Молодой журналист со старой профессией. Когда в 1987 году родилась Тали Голдман , диктатура уже была историей (хотя эта история все еще терзала демократию), Рауль Альфонсин был во второй половине своего правительства; «Never Again» продавалась в книжных магазинах уже два года. И все же, все в ней, ее взгляд , ее интересы и то, как она выполняет свою профессию , кажется, пришло из прошлого . Хотя она также является ребенком своего времени и может писать сценарии для подкастов, когда дело доходит до написания истории, ее привычки и обычаи — это те, которые она усвоила с самого начала в редакциях, где люди еще курили, звонили стационарные телефоны и кричали: «Столкнувшись с логикой социальных сетей, сиюминутности, я думаю, что такие истории все еще работают », — говорит она изданию Clarín за несколько дней до публикации своей третьей книги «Как можно так сильно любить кого-то» (Paisanita editora).
Этот том можно считать своего рода руководством по хорошей журналистике : три совершенно разные хроники, которые, однако, связаны, переплетены общей темой и пересечениями между их главными героями, поскольку все три по-своему (и по-разному) отражают способ быть журналистом .
Первая часть носит такое же название, как и книга, и рассказывает историю Дианы Васснер де Маламуд , номинального лидера Memoria Activa с тех пор, как ее муж погиб во время нападения на AMIA, но в ней также рассказывается история этой страны через призму жизни этой вдовы. Во втором фильме, «Операто Милут», реконструируются действия Даниэля Реканати по спасению более 400 человек из лап диктатуры Еврейского агентства для Израиля в Буэнос-Айресе. Последняя лента называется «После репрессивного Родольфо Уолша». В ней разворачивается кинематографическая операция в разгар пандемии по экстрадиции бывшего префекта Гонсало «Чиспы» Санчеса из Бразилии, обвиняемого, среди прочего, в похищении автора «Операции резня» .
Они могли бы быть отдельными хрониками — действительно, в то время они таковыми и являлись, — но здесь они функционируют как целостное повествование: история Аргентины за последние 50 лет и сохраняющаяся напряженность, которая так же актуальна, как и полвека назад.

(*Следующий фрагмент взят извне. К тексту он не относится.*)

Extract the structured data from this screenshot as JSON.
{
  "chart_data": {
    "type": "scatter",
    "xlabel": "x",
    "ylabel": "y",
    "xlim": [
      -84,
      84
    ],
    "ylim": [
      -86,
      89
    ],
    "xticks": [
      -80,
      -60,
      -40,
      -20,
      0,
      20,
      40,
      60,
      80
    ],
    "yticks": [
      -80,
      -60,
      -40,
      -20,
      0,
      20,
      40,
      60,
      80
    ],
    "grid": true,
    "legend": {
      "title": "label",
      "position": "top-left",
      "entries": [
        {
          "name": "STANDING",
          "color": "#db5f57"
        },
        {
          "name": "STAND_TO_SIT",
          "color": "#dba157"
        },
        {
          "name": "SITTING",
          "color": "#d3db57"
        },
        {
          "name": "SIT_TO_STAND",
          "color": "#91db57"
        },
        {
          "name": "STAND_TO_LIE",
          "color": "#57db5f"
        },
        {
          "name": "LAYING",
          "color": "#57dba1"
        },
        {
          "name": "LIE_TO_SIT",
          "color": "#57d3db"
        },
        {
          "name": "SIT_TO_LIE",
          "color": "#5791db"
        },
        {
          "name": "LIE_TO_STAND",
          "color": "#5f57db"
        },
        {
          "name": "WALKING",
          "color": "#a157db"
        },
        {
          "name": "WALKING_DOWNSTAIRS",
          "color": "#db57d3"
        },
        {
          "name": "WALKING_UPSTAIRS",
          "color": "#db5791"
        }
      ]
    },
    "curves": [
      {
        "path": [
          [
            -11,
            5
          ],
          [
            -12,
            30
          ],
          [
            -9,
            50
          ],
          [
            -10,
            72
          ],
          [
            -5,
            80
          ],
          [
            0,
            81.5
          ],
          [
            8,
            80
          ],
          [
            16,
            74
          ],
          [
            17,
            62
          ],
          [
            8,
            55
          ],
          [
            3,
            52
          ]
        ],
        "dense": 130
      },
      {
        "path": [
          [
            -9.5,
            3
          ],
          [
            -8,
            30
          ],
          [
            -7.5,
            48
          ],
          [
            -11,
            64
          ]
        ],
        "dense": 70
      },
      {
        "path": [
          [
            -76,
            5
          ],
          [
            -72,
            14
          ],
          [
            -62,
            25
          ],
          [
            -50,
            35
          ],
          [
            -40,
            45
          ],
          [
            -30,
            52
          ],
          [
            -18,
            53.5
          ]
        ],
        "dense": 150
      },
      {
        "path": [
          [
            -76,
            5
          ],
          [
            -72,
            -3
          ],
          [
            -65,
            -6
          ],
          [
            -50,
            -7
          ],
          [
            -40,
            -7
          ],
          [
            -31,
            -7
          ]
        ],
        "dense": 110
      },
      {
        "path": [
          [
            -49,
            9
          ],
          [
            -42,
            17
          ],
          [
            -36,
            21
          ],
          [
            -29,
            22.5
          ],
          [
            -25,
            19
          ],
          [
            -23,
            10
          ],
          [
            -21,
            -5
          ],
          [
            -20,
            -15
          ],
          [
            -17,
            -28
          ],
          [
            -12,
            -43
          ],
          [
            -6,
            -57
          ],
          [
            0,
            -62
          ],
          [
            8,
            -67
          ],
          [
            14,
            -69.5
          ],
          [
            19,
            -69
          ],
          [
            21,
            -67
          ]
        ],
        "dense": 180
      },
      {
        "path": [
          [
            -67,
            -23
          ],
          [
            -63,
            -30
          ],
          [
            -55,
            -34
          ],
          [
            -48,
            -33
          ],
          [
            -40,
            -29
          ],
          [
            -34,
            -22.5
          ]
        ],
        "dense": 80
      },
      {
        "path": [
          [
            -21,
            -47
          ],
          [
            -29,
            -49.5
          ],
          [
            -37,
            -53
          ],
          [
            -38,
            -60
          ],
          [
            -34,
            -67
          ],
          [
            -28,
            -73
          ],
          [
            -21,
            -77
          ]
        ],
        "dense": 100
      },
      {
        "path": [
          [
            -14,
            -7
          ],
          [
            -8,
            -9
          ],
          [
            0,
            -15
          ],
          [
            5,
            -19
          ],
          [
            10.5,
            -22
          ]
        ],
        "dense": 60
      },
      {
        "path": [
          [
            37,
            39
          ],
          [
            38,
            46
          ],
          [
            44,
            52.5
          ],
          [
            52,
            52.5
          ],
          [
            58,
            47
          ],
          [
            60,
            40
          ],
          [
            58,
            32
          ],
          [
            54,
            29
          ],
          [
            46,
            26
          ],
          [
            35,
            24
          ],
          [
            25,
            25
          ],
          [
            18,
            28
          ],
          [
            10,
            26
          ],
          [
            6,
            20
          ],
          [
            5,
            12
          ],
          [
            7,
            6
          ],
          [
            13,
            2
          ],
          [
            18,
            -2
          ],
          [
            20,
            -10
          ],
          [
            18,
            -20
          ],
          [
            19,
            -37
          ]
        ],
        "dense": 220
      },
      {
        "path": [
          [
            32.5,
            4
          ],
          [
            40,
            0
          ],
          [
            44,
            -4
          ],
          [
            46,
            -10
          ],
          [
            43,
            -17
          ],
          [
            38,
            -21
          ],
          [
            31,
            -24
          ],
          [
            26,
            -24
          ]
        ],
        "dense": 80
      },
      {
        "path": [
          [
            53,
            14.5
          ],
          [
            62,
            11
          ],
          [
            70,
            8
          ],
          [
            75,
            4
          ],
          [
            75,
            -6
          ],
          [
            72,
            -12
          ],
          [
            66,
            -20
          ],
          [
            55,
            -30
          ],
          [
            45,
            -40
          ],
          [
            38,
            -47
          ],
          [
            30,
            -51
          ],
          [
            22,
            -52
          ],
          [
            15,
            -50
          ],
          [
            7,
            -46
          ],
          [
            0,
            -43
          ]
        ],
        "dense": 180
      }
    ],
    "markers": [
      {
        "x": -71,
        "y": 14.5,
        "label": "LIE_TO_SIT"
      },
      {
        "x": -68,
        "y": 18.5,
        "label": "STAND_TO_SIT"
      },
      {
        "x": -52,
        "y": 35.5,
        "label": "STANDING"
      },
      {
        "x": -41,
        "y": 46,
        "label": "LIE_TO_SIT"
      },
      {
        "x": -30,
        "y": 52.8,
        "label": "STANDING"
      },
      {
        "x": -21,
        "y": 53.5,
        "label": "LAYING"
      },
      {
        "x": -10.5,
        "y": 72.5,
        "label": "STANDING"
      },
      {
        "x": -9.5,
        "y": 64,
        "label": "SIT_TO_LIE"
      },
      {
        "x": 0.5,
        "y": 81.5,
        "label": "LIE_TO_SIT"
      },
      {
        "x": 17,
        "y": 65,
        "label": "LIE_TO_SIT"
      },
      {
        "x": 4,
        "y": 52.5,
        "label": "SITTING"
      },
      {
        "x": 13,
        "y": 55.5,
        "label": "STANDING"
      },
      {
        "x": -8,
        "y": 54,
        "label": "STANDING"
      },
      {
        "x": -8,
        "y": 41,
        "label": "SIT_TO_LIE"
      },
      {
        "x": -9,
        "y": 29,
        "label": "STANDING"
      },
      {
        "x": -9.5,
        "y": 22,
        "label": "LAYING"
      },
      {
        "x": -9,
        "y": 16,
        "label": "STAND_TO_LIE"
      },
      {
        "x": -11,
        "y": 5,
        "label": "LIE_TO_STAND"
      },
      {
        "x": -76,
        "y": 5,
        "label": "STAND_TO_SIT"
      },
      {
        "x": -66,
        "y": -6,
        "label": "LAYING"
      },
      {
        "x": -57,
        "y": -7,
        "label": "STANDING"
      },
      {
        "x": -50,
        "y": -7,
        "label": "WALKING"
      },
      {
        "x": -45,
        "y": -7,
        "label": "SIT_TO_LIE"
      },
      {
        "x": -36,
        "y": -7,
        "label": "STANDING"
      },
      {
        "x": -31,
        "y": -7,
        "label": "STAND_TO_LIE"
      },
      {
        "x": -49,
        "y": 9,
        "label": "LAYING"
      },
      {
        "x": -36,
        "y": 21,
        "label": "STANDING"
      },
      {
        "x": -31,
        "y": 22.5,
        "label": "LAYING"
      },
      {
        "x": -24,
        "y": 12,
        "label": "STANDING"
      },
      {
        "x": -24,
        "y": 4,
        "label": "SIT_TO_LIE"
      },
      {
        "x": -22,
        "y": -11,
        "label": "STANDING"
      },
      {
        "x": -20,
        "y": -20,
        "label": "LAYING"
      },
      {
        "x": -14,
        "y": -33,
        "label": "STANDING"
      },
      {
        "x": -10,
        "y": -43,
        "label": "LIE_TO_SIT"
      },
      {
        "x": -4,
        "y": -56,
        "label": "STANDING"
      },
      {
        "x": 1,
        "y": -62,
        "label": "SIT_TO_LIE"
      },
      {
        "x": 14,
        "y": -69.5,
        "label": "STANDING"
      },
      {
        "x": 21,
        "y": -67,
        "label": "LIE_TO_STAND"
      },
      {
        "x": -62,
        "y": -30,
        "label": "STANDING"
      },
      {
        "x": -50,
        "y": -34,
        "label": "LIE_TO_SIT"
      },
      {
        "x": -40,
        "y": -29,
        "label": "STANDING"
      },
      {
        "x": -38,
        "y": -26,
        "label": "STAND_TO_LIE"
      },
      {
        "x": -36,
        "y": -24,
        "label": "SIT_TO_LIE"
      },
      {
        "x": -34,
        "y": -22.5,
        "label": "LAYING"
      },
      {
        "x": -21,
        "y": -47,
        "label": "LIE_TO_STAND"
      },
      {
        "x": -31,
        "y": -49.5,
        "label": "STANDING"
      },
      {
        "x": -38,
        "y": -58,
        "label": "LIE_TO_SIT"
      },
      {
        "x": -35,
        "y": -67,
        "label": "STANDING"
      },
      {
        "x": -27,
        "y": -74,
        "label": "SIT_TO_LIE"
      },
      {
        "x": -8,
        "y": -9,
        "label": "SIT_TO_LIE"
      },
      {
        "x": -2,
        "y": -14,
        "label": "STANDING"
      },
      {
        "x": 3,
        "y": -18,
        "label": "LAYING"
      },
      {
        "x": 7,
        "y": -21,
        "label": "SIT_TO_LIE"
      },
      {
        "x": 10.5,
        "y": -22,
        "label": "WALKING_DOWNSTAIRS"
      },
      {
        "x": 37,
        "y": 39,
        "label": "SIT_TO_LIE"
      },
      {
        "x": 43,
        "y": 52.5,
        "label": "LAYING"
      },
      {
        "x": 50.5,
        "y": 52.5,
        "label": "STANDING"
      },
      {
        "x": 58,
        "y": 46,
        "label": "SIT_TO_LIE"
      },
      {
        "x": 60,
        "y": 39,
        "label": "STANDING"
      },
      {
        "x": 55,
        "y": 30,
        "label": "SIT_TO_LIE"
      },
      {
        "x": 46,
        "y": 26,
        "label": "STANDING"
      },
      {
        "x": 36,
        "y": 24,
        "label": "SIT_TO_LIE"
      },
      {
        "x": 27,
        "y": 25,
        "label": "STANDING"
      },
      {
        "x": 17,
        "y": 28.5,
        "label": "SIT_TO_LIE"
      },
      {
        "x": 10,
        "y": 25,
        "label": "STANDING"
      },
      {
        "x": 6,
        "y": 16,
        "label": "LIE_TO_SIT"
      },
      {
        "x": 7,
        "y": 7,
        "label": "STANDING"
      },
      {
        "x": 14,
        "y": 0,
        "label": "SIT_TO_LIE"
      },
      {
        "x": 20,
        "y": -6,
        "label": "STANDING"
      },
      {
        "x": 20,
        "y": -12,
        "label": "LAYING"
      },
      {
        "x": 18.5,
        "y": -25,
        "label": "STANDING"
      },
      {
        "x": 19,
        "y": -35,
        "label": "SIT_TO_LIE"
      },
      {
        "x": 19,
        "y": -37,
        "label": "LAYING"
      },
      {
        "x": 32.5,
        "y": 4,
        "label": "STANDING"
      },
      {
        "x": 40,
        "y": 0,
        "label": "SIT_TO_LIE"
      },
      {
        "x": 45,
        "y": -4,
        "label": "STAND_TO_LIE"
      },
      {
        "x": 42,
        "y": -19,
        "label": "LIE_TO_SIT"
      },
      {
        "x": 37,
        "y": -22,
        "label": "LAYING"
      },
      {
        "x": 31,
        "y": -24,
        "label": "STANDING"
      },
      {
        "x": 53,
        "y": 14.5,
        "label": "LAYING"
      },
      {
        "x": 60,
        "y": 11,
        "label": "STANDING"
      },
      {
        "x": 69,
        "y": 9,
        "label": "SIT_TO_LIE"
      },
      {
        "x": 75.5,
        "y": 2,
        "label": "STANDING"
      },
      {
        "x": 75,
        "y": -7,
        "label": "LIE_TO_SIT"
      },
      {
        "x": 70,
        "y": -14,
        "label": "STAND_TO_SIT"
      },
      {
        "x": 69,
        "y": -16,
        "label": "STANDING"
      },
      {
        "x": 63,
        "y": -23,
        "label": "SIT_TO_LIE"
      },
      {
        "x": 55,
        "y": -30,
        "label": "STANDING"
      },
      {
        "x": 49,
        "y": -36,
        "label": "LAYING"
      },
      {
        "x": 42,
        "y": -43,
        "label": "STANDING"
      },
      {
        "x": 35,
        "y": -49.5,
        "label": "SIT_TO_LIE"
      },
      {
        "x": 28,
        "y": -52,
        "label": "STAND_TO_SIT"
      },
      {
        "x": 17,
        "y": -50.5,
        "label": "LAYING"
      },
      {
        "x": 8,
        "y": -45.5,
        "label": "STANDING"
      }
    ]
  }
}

–В книгу вошли три хроники, одна из которых получила премию в прошлом году, а две другие ранее публиковались в латиноамериканских журналах и были переизданы здесь в этом формате. Как и почему вы выбрали именно их, а не другие? Что их объединяет?
–Первую часть хроник я начал вести самостоятельно. Никто меня об этом не просил, и на самом деле я предлагал это различным СМИ, но никто не принял это, потому что считал, что об этом уже было сказано. На самом деле, было опубликовано много интервью с ней, но мне хотелось взглянуть на другие вещи, увидеть эту женщину в возрасте около 30 лет, с двумя маленькими дочерьми, которая становится вдовой и начинает искать справедливости для своего мужа и всех жертв AMIA. В то время я была матерью на несколько лет старше ее и могла сопереживать той стороне этого опыта, которая была иной. Вторая хроника связана с этой, поскольку в ней есть момент, когда пересекаются судьбы Дианы Маламуд и Даниэля Реканати. Кто-то сказал мне, что во время диктатуры она отправилась в изгнание благодаря усилиям Еврейского агентства. Для меня это важная статья, потому что я впервые написал о диктатуре и еврейской общине. И третья хроника также очень важна, потому что это была первая хроника, которую я опубликовал в Gatopardo, первая, отредактированная Лейлой Герриеро, и в ней также присутствовал еврейский резонанс в фамилии Эзекиля Рочистейна, национального директора уголовного розыска Министерства безопасности, который руководил операцией. Все трое объединили две темы: диктатуру и еврейство, которые также являются двумя навязчивыми идеями, проходящими через все мое творчество.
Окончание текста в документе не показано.